MacFadyen’s chapter takes up an important topic, perhaps the one best-known to pre-Confederation Canadian historians, namely the Land Question. More to the point, he pays attention to early leaseholding and absentee landholding and asks what affect these practices had on the land itself. During the 1860s and 1870s, agriculture took on a new importance and farmers began to diversify their methods (raising livestock and in winter months digging mussel mud for use as fertilizer). However, with limited arable land, pressures on farm output and sustainability became apparent by the early twentieth century. This fact necessitated the adoption of new strategies, and today large-scale family farms have given way to more specialized ones. (The story is continued from this point in an essay by Jean-Paul Arsenault, covering agriculture from 1969 to 2014).
Fishing is addressed by MacDonald and Beck. The importance of this subsistence activity and commercial enterprise is obvious, but the authors provide a sophisticated analysis of how fishing waxed and waned between the sixteenth and twenty-first century.
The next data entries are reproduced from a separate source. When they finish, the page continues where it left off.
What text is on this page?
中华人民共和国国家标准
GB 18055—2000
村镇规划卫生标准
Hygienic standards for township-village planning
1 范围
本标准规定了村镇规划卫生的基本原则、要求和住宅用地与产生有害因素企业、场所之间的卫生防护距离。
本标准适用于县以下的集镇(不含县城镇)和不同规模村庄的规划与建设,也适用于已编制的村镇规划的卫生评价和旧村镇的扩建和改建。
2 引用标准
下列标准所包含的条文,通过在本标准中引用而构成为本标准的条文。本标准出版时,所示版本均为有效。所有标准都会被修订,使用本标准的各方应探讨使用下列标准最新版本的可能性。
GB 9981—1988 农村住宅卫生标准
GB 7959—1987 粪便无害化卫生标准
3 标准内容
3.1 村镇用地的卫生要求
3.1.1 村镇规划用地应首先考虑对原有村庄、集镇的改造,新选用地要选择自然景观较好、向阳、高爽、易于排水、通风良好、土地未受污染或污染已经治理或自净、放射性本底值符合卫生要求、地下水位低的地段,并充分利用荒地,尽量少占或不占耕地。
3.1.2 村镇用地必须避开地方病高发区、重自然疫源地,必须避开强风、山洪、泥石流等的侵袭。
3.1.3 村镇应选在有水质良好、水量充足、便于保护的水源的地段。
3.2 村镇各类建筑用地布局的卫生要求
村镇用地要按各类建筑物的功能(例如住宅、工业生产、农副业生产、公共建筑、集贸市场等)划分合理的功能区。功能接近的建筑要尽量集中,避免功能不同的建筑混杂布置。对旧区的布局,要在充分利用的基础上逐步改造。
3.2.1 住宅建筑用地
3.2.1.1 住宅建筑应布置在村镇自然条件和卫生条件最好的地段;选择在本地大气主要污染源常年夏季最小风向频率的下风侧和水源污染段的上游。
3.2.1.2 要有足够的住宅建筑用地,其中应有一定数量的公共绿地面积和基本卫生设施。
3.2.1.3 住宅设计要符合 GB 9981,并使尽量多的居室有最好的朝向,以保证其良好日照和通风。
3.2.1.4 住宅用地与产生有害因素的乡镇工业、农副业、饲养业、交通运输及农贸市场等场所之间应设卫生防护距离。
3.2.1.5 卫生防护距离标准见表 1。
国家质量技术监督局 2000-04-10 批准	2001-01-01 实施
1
Their chapter is an excellent overview of the subject, with emphasis upon the geopolitics of the region, the motivations of the fishers and fleets that plied these waters, as well as the finer-grained stories of those who ventured into the sea for their livelihoods (including those that defined themselves as farmers for one part of the year, and fishers for the other). In this regard, occupational pluralism was an important aspect of the Island’s economy and the authors underscore this fact. The lobster fishery and its contemporary challenges is also well integrated into a much larger story.
Alan MacEachern and the study of his home province’s environmental history go well together. It is a pleasure to read his deconstruction of promotional tourist literature as a modern compendium to agriculture and fishing. Largely a twentieth-century endeavour, tourism meshed well with technology (the railway, automobiles, and photography) to entice and transport tourists. Following the Second World War, tourism promotion was imbued with a wave of nostalgia, with more and more references to an idyllic by-gone era. Presented in this way, visitors could enjoy a simpler time by venturing to the Island to not only bask on immaculate beaches but also move through a portal to see such time-honoured activities as haying, harvesting, and the setting of lobster traps, all against the backdrop of manifold industrial activities which were so prevalent in 1950s North America.
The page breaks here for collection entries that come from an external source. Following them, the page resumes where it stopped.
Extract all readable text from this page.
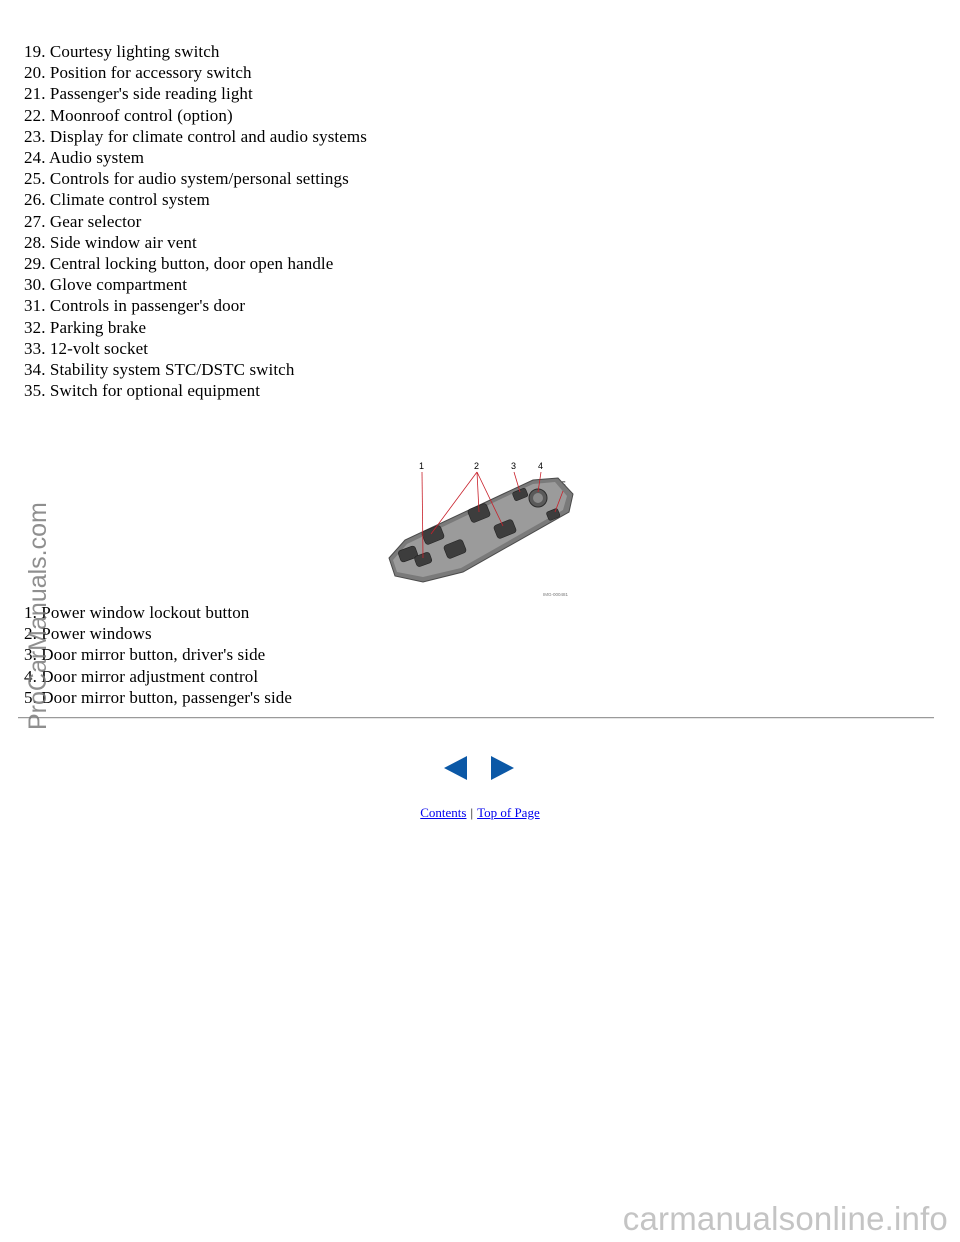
19. Courtesy lighting switch
20. Position for accessory switch
21. Passenger's side reading light
22. Moonroof control (option)
23. Display for climate control and audio systems
24. Audio system
25. Controls for audio system/personal settings
26. Climate control system
27. Gear selector
28. Side window air vent
29. Central locking button, door open handle
30. Glove compartment
31. Controls in passenger's door
32. Parking brake
33. 12-volt socket
34. Stability system STC/DSTC switch
35. Switch for optional equipment
1	2	3 4
IMG-000481
1. Power window lockout button
2. Power windows
3. Door mirror button, driver's side
4. Door mirror adjustment control
5. Door mirror button, passenger's side
Contents | Top of Page
ProCarManuals.com
carmanualsonline.info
Lastly, one of the most thoughtful presentations is that of Kathleen Stuart, who focuses upon a subject that is often taken for granted: energy, in all its historical senses. Earliest human inhabitation required muscle to survive and make a living from nature. Forests then became the object of clearance efforts during the shipbuilding era; then wood was harvested for rail travel. Electricity (especially for home heating) has become the paramount energy need in the province to the present day.
In sum, this collection is a perfect addition to graduate-level reading lists specifically, and to Atlantic regional history and environmental history generally. Time and a Place compliments a similar volume, Land and Sea: Environmental History in Atlantic Canada, edited by Claire Campbell and Robert Summerby-Murray (Acadiensis Press, 2013). Both volumes provide a richer and more robust perspective on the regional environment’s past.
Neil S. Forkey is a member of the Canadian Studies Department at St. Lawrence University, Canton, New York. He is the author of two books: Canadians and the Natural Environment to the Twenty-First Century (University of Toronto Press, 2012) and Shaping the Upper Canadian Frontier: Environment, Society, and Culture in the Trent Valley (University of Calgary Press, 2003).